With the holiday season in full swing, it is easy to get carried away and forget that all that Christmas spirit, the presents, the lights, and the decorations, have a cost. In one of Europe’s smallest countries – Luxembourg, the cost for municipalities usually ranges in the tens and hundreds of thousands, and sometimes it even goes into the millions. But nobody can put a price on Christmas.

Winterlights, Luxembourg City’s shining beacon

Naturally, the capital of the Grand Duchy, Luxembourg City, takes the cake when it comes to expensive Christmas decorations. This year’s edition of the Winterlights festival takes place between 19 November and 2 January and it consists of a city-wide Christmas market with live concerts, exhibitions, performances and workshops for kids.

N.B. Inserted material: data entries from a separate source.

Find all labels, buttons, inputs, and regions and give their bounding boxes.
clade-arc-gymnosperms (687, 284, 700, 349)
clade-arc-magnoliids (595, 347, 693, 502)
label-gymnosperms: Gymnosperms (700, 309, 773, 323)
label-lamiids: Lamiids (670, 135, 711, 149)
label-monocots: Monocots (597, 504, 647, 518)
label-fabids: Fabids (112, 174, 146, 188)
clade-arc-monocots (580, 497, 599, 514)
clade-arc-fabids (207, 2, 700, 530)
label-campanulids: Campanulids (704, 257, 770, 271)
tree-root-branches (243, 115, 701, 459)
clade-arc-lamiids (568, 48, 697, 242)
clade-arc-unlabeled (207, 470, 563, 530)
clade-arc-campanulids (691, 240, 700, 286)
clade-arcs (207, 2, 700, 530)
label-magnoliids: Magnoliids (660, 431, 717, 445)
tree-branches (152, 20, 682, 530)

The budget for lights across the capital totals out at around 1.25 million euros. Quite probably, said lights can be seen as a literal beacon of light from across Luxembourg, due to the country’s modest size. At the same time, the budget for stalls, security, stages, sound and etc. comes to another 1.95 million euros.

All and all, this makes out Luxembourg City’s Christmas budget to be over 3 million euros, for a population of 125,000 people. According to L’essentiel, this is due to the costs of Covid-checks, barriers and security. Another factor is that local authorities try to buy some new decorations every year.

Some municipalities re-use, but COVID-19 pushes costs up

The town of Clervaux with its 5,600 inhabitants spends around 63,000 euros on Christmas decorations, with the main attraction - workshops with temporary stalls, that focus and children and fairytale writing, illustration and publication.

This portion of the holiday season costs 8,000 euros, and that is mainly because local authorities stored and re-used last year’s stalls. The other 55,000 went for lights. Thankfully, no Christmas trees were harmed in the making of Clervaux’s decorations, as they use potted pines that can be moved.

Luxembourg’s smallest town, Saeul, with 900 inhabitants, did not skimp out on decorations. On the contrary, they had a budget of 20,000 euros for lights.

Despite some efforts to re-use older decorations, many municipalities rent their lights and, according to L’essentiel, they do not intend to cut back on Christmas spending. On the contrary, they are looking to the future, when a comprehensive health plan to stop the spread of COVID-19 will no longer be a necessity and they can free up more money for decorations.